Some women used the solution out of desperation—to avoid having another mouth to feed or to get rid of a violent spouse or relative. Others, however, dispensed it to deal with less urgent personal inconveniences. One woman had tired of her clingy husband, so fed him contaminated duck soup. Another, weary of her adult son, mixed some of the elixir into his goulash; later, when she suspected her third husband of having an affair, she reprised her technique. The arsenic was an open secret. If a woman complained of her partner’s behaviour, a friend would suggest a visit to the midwife.
Patti McCracken’s new book, “The Angel Makers”, is a detailed account of the killing spree in Nagyrev and other nearby villages in the early 20th century. It took prosecutors several years to grasp its scale. Eventually 29 women and two men were put on trial in 1929 for the murders of 42 men; 16 women were convicted. Scores of bodies were exhumed and examined for traces of arsenic. Some think as many as 300 people could have been killed. “The boldness and utter callousness with which they carried on their criminal activities seems to have been equalled only by the stupidity of the men who were their victims,” the New York Times reported.

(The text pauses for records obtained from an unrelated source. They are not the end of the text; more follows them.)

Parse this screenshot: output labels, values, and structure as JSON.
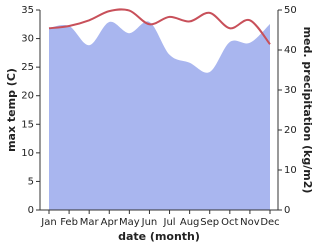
{
  "chart_data": {
    "type": "line",
    "categories": [
      "Jan",
      "Feb",
      "Mar",
      "Apr",
      "May",
      "Jun",
      "Jul",
      "Aug",
      "Sep",
      "Oct",
      "Nov",
      "Dec"
    ],
    "x_label": "date (month)",
    "y_label": "max temp (C)",
    "y2_label": "med. precipitation (kg/m2)",
    "ylim": [
      0,
      35
    ],
    "yticks": [
      0,
      5,
      10,
      15,
      20,
      25,
      30,
      35
    ],
    "y2lim": [
      0,
      50
    ],
    "y2ticks": [
      0,
      10,
      20,
      30,
      40,
      50
    ],
    "series": [
      {
        "name": "max temp",
        "color": "#c8505a",
        "values": [
          31.8,
          32.2,
          33.2,
          34.8,
          34.9,
          32.5,
          33.8,
          33.0,
          34.5,
          31.8,
          33.2,
          29.0
        ]
      },
      {
        "name": "med. precipitation",
        "color": "#a9b6ef",
        "axis": "y2",
        "kind": "area",
        "values": [
          45.5,
          46.0,
          41.2,
          47.0,
          44.2,
          47.0,
          38.8,
          36.8,
          34.5,
          42.0,
          41.8,
          46.5
        ]
      }
    ]
  }
}
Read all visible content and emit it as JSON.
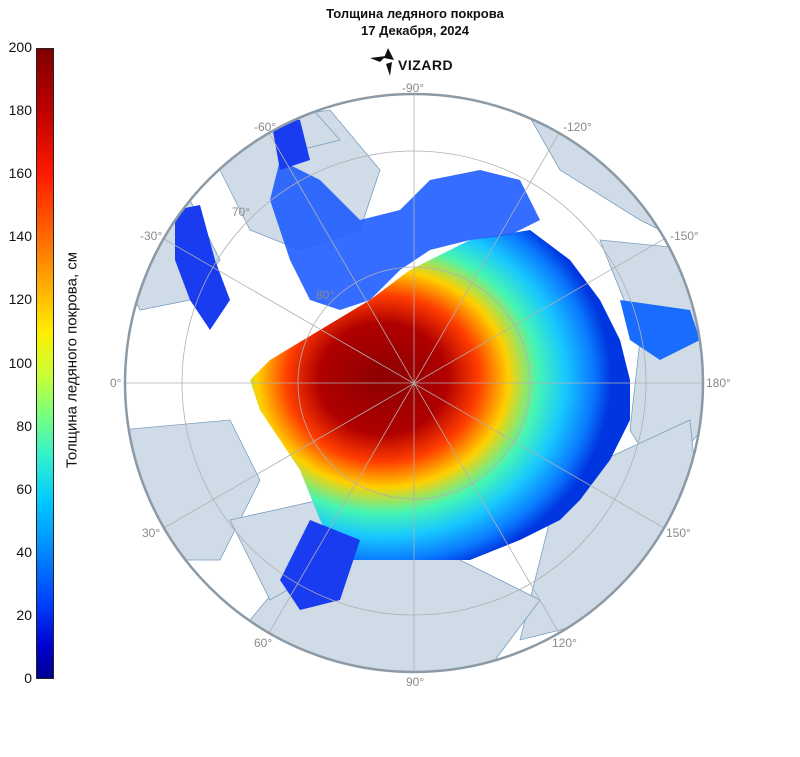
{
  "title": "Толщина ледяного покрова",
  "date": "17 Декабря, 2024",
  "logo": "VIZARD",
  "colorbar": {
    "label": "Толщина ледяного покрова, см",
    "min": 0,
    "max": 200,
    "ticks": [
      "200",
      "180",
      "160",
      "140",
      "120",
      "100",
      "80",
      "60",
      "40",
      "20",
      "0"
    ],
    "colors": [
      "#800000",
      "#ff1a00",
      "#ffb000",
      "#ffee00",
      "#7aff7c",
      "#00c8ff",
      "#0040ff",
      "#000090"
    ]
  },
  "map": {
    "projection": "north-polar-stereographic",
    "land_color": "#cfdbe6",
    "coast_color": "#7a9fc0",
    "longitude_labels": [
      "-90°",
      "-60°",
      "-120°",
      "-30°",
      "-150°",
      "0°",
      "180°",
      "30°",
      "150°",
      "60°",
      "120°",
      "90°"
    ],
    "latitude_labels": [
      "70°",
      "80°"
    ]
  }
}
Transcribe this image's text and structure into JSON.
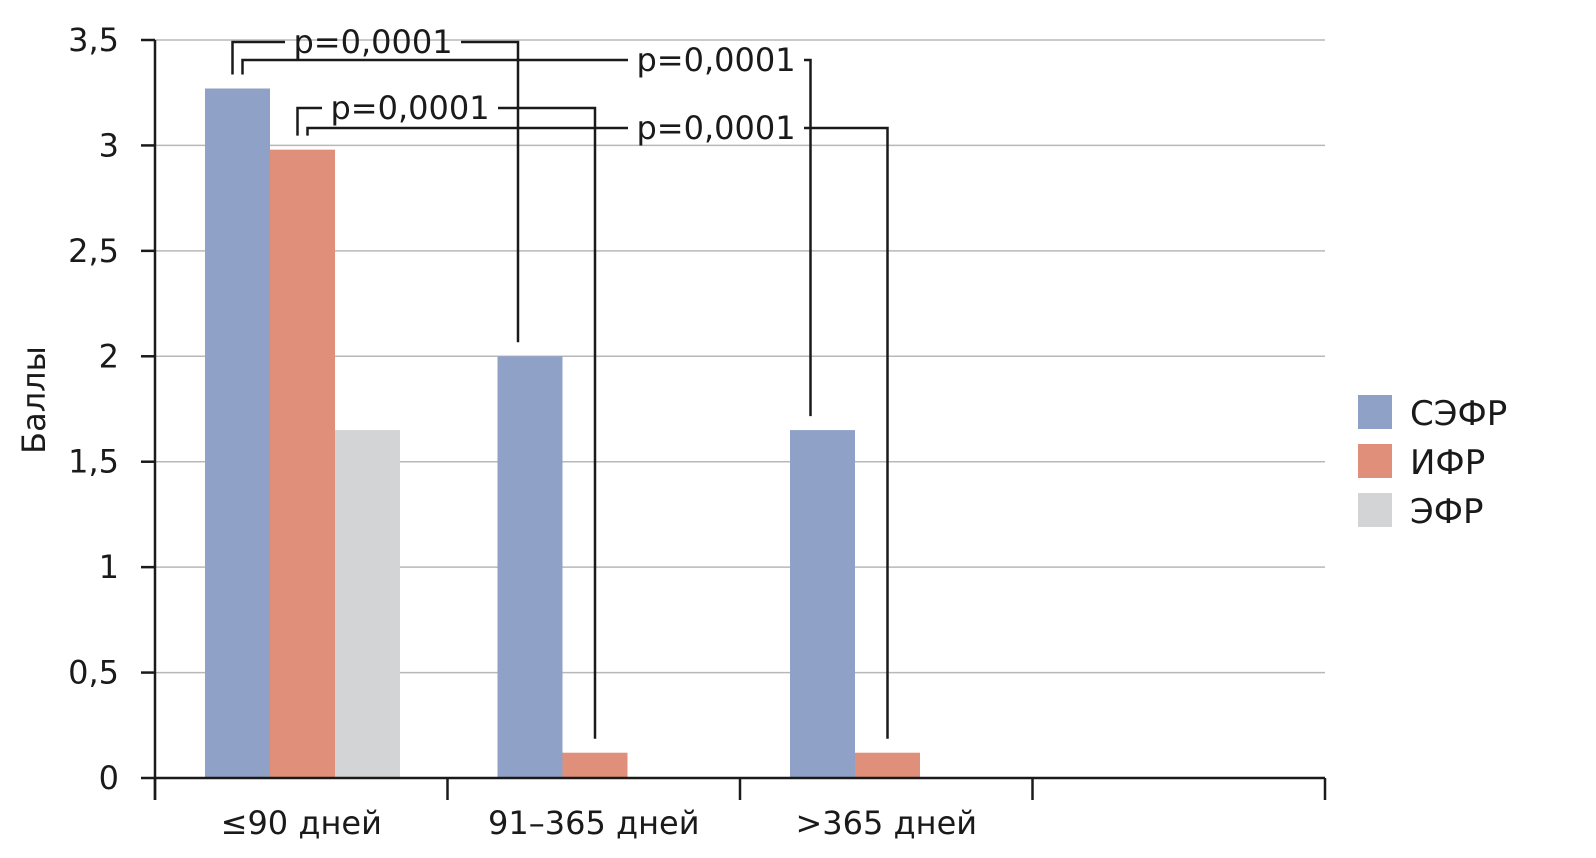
{
  "chart_data": {
    "type": "bar",
    "title": "",
    "xlabel": "",
    "ylabel": "Баллы",
    "ylim": [
      0,
      3.5
    ],
    "yticks": [
      0,
      0.5,
      1,
      1.5,
      2,
      2.5,
      3,
      3.5
    ],
    "ytick_labels": [
      "0",
      "0,5",
      "1",
      "1,5",
      "2",
      "2,5",
      "3",
      "3,5"
    ],
    "categories": [
      "≤90 дней",
      "91–365 дней",
      ">365 дней",
      ""
    ],
    "series": [
      {
        "name": "СЭФР",
        "color": "#8fa1c6",
        "values": [
          3.27,
          2.0,
          1.65,
          null
        ]
      },
      {
        "name": "ИФР",
        "color": "#e0907a",
        "values": [
          2.98,
          0.12,
          0.12,
          null
        ]
      },
      {
        "name": "ЭФР",
        "color": "#d3d4d5",
        "values": [
          1.65,
          null,
          null,
          null
        ]
      }
    ],
    "grid": true,
    "legend": "right",
    "annotations": [
      {
        "label": "p=0,0001",
        "from": {
          "category": 0,
          "series": 0
        },
        "to": {
          "category": 1,
          "series": 0
        }
      },
      {
        "label": "p=0,0001",
        "from": {
          "category": 0,
          "series": 0
        },
        "to": {
          "category": 2,
          "series": 0
        }
      },
      {
        "label": "p=0,0001",
        "from": {
          "category": 0,
          "series": 1
        },
        "to": {
          "category": 1,
          "series": 1
        }
      },
      {
        "label": "p=0,0001",
        "from": {
          "category": 0,
          "series": 1
        },
        "to": {
          "category": 2,
          "series": 1
        }
      }
    ]
  }
}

The author weaves in character sketches that suggest the perpetrators’ various motives. Her portrait of Auntie Suzy, a buxom woman fond of her pipe and brandy, is particularly evocative. When questioned by the police about a pattern of infant deaths, she described her role in benevolent terms: she helped poor people with family planning. In fact, she was motivated by money and status.
She plundered goods from clients’ homes and charged exorbitant fees for her potions. (From Maria, the woman who killed her son and husband, she hoped to extract a house.) Occasionally Auntie Suzy or one of her helpers would bump someone off unprompted. A baby was killed without the mother’s say-so. A war veteran was dispatched so that Auntie Suzy’s son might marry his wealthy widow.
Ms McCracken also lays out the context in which these misdeeds took place. She describes regional customs and the effects on the village of the first world war and the fall of the Austro-Hungarian empire.